This edition includes Spanish translations by Francisco Henriquez Rosa, who will join Francisco for the event to read poems in Spanish, that appear beside the original English. Francisco will also be joined by local poets Tyler Gillespie and Gloria Muñoz for a conversation following the reading!
Ariel Francisco is the author of All the Places We Love Have Been Left in Ruins (Burrow Press, 2024), Under Capitalism If Your Head Aches They Just Yank Off Your Head (Flowersong Press, 2022), and A Sinking Ship is Still a Ship (Burrow Press, 2020), and the translator of Haitian-Dominican poet Jacques Viau Renaud’s Poet of One Island (Get Fresh Books, 2024) and Guatemalan poet Hael Lopez’s Routines/Goodbyes (Spuyten Duyvil, 2022). A poet and translator born in the Bronx to Dominican and Guatemalan parents and raised in Miami, his work has been published in The New Yorker, American Poetry Review, Academy of American Poets, POETRY Magazine, The New York City Ballet, Latino Book Review, and elsewhere. He is Assistant Professor of Poetry and Hispanic Studies at Louisiana State University.
Francisco Henriquez Rosa was born in Santiago, Dominican Republic, in 1957. He graduated from the Dominican Institute of Journalism in 1979, Hostos Community College in 1984, and City College CUNY in 1993. He has collaborated with WCR radio at City College and his poems have appeared in literary magazines throughout the Dominican Republic, Argentina, New York, and Florida. He won 4th place in the Argentinian Prize for International Poetry. He published a collection of Dominican aphorisms in 2004 and is the founder and director of the Orlando Tertulia.
Gloria Muñoz is the author of Your Biome Has Found You and Danzirly, which won the Ambroggio Prize and the Florida Gold Medal Book Award for Poetry. She is an Academy of American Poets Poet Laureate Fellow, a Hedgebrook Fellow, a Macondista, a Highlights Foundation Diverse Verse Fellow, and a part of Las Musas. This Is the Year is her debut novel. Visit her online at gloriamunoz.com and on Instagram at @bygloriamunoz.
Tyler Gillespie is the author of the nonfiction collection The Thing about Florida: Exploring a Misunderstood State (University Press of Florida, 2021) and two poetry collections — the nature machine! (Autofocus, 2023) and Florida Man: Poems, Revisited (Burrow Press, 2024). He is represented by Lauren MacLeod at Aevitas Creative Management.

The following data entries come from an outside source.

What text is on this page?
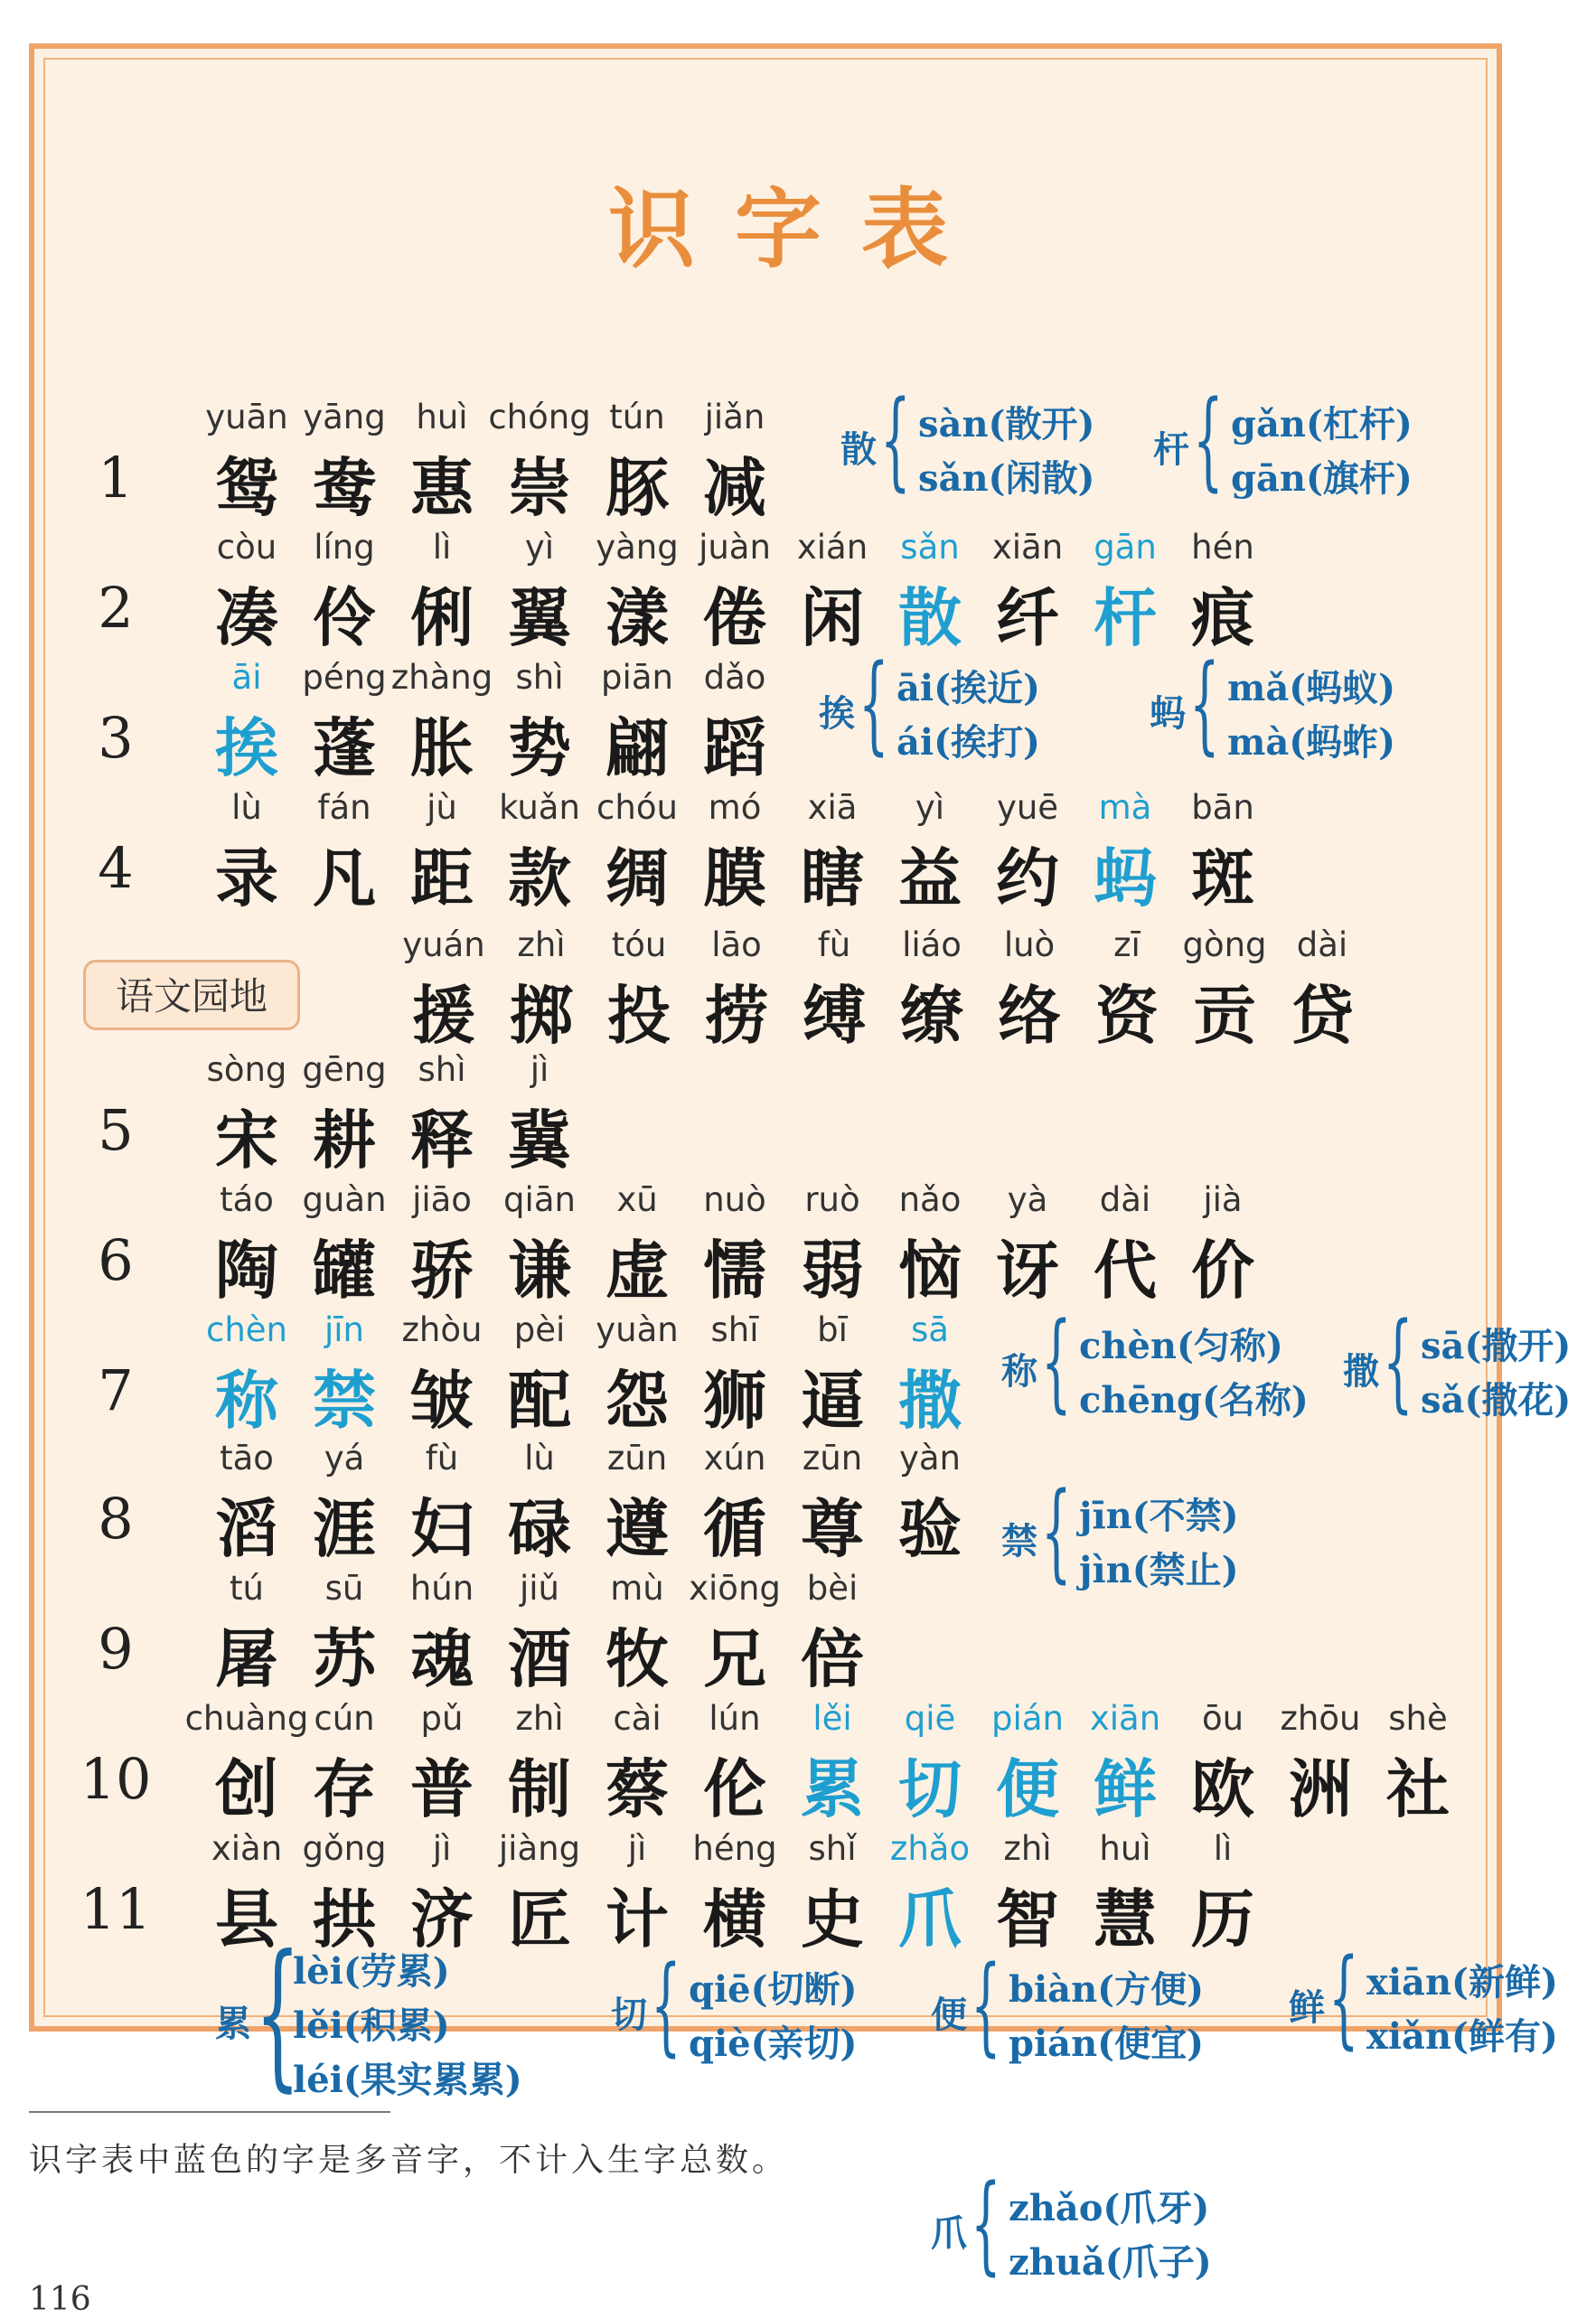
识字表
语文园地
1
yuān
鸳
yāng
鸯
huì
惠
chóng
崇
tún
豚
jiǎn
减
2
còu
凑
líng
伶
lì
俐
yì
翼
yàng
漾
juàn
倦
xián
闲
sǎn
散
xiān
纤
gān
杆
hén
痕
3
āi
挨
péng
蓬
zhàng
胀
shì
势
piān
翩
dǎo
蹈
4
lù
录
fán
凡
jù
距
kuǎn
款
chóu
绸
mó
膜
xiā
瞎
yì
益
yuē
约
mà
蚂
bān
斑
yuán
援
zhì
掷
tóu
投
lāo
捞
fù
缚
liáo
缭
luò
络
zī
资
gòng
贡
dài
贷
5
sòng
宋
gēng
耕
shì
释
jì
冀
6
táo
陶
guàn
罐
jiāo
骄
qiān
谦
xū
虚
nuò
懦
ruò
弱
nǎo
恼
yà
讶
dài
代
jià
价
7
chèn
称
jīn
禁
zhòu
皱
pèi
配
yuàn
怨
shī
狮
bī
逼
sā
撒
8
tāo
滔
yá
涯
fù
妇
lù
碌
zūn
遵
xún
循
zūn
尊
yàn
验
9
tú
屠
sū
苏
hún
魂
jiǔ
酒
mù
牧
xiōng
兄
bèi
倍
10
chuàng
创
cún
存
pǔ
普
zhì
制
cài
蔡
lún
伦
lěi
累
qiē
切
pián
便
xiān
鲜
ōu
欧
zhōu
洲
shè
社
11
xiàn
县
gǒng
拱
jì
济
jiàng
匠
jì
计
héng
横
shǐ
史
zhǎo
爪
zhì
智
huì
慧
lì
历
散 { sàn(散开)
sǎn(闲散)
杆 { gǎn(杠杆)
gān(旗杆)
挨 { āi(挨近)
ái(挨打)
蚂 { mǎ(蚂蚁)
mà(蚂蚱)
称 { chèn(匀称)
chēng(名称)
撒 { sā(撒开)
sǎ(撒花)
禁 { jīn(不禁)
jìn(禁止)
累 {
lèi(劳累)
lěi(积累)
léi(果实累累)
切 { qiē(切断)
qiè(亲切)
便 { biàn(方便)
pián(便宜)
鲜 { xiān(新鲜)
xiǎn(鲜有)
爪 { zhǎo(爪牙)
zhuǎ(爪子)
识字表中蓝色的字是多音字，不计入生字总数。
116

A former journalist, his reporting appears in Rolling Stone, The Guardian, GQ, VICE, The Daily Beast, Playboy, and other outlets. He’s the co-editor of The Awkward Phase (Skyhorse, 2016), and his humor writing can be found in the New Yorker, McSweeney’s Internet Tendency, and LGBTQ Comedic Monologues That Are Actually Funny. Gillespie is a fifth-generation Floridian and wrote the introduction for A24’s Florida! A Hyper-Local Guide to the Flora, Fauna, and Fantasy of the Most Far-out State in America.

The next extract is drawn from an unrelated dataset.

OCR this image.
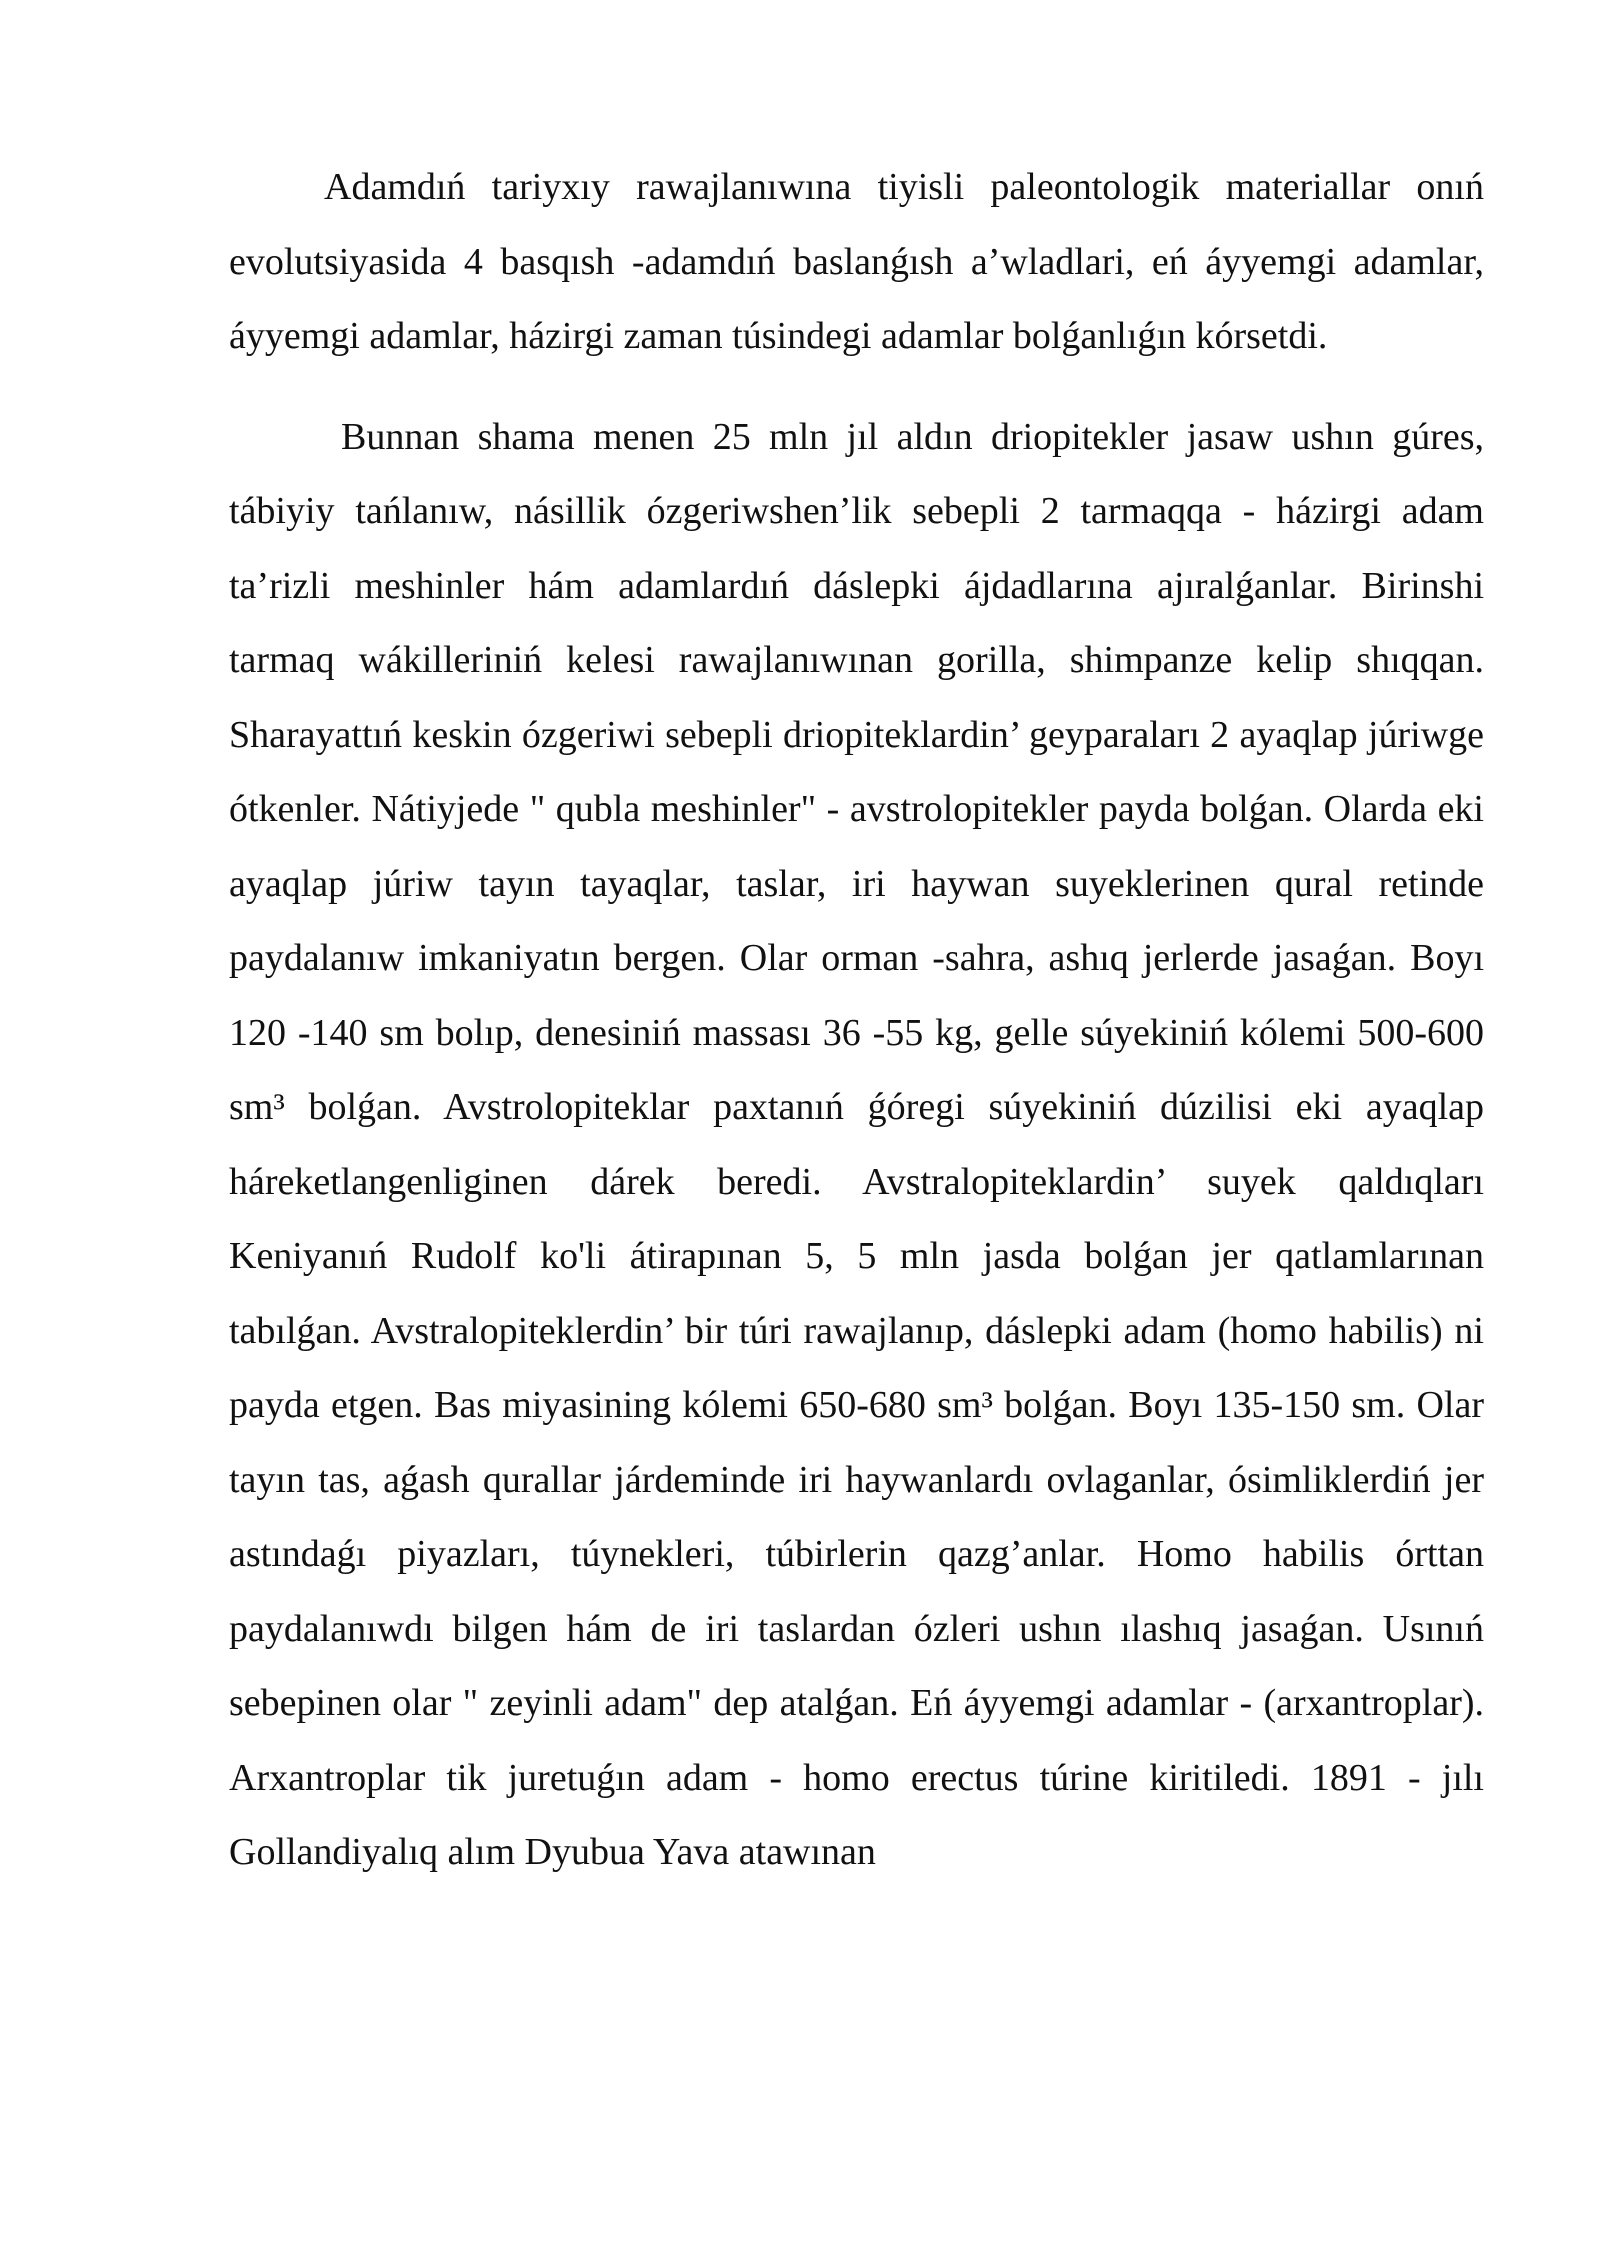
Adamdıń tariyxıy rawajlanıwına tiyisli paleontologik materiallar onıń evolutsiyasida 4 basqısh -adamdıń baslanǵısh a’wladlari, eń áyyemgi adamlar, áyyemgi adamlar, házirgi zaman túsindegi adamlar bolǵanlıǵın kórsetdi.

Bunnan shama menen 25 mln jıl aldın driopitekler jasaw ushın gúres, tábiyiy tańlanıw, násillik ózgeriwshen’lik sebepli 2 tarmaqqa - házirgi adam ta’rizli meshinler hám adamlardıń dáslepki ájdadlarına ajıralǵanlar. Birinshi tarmaq wákilleriniń kelesi rawajlanıwınan gorilla, shimpanze kelip shıqqan. Sharayattıń keskin ózgeriwi sebepli driopiteklardin’ geyparaları 2 ayaqlap júriwge ótkenler. Nátiyjede " qubla meshinler" - avstrolopitekler payda bolǵan. Olarda eki ayaqlap júriw tayın tayaqlar, taslar, iri haywan suyeklerinen qural retinde paydalanıw imkaniyatın bergen. Olar orman -sahra, ashıq jerlerde jasaǵan. Boyı 120 -140 sm bolıp, denesiniń massası 36 -55 kg, gelle súyekiniń kólemi 500-600 sm³ bolǵan. Avstrolopiteklar paxtanıń ǵóregi súyekiniń dúzilisi eki ayaqlap háreketlangenliginen dárek beredi. Avstralopiteklardin’ suyek qaldıqları Keniyanıń Rudolf ko'li átirapınan 5, 5 mln jasda bolǵan jer qatlamlarınan tabılǵan. Avstralopiteklerdin’ bir túri rawajlanıp, dáslepki adam (homo habilis) ni payda etgen. Bas miyasining kólemi 650-680 sm³ bolǵan. Boyı 135-150 sm. Olar tayın tas, aǵash qurallar járdeminde iri haywanlardı ovlaganlar, ósimliklerdiń jer astındaǵı piyazları, túynekleri, túbirlerin qazg’anlar. Homo habilis órttan paydalanıwdı bilgen hám de iri taslardan ózleri ushın ılashıq jasaǵan. Usınıń sebepinen olar " zeyinli adam" dep atalǵan. Eń áyyemgi adamlar - (arxantroplar). Arxantroplar tik juretuǵın adam - homo erectus túrine kiritiledi. 1891 - jılı Gollandiyalıq alım Dyubua Yava atawınan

He holds an MFA in Creative Writing from the University of New Orleans and a PhD in English: Writing, Rhetoric, & Technical Communication from the University of Memphis. In 2021, he won The X. A. Kramer, Jr. Outstanding Teaching Award at the University of Mississippi. He’s currently a Professor and Writing Program Coordinator at Ringling College of Art and Design in Sarasoat, FL.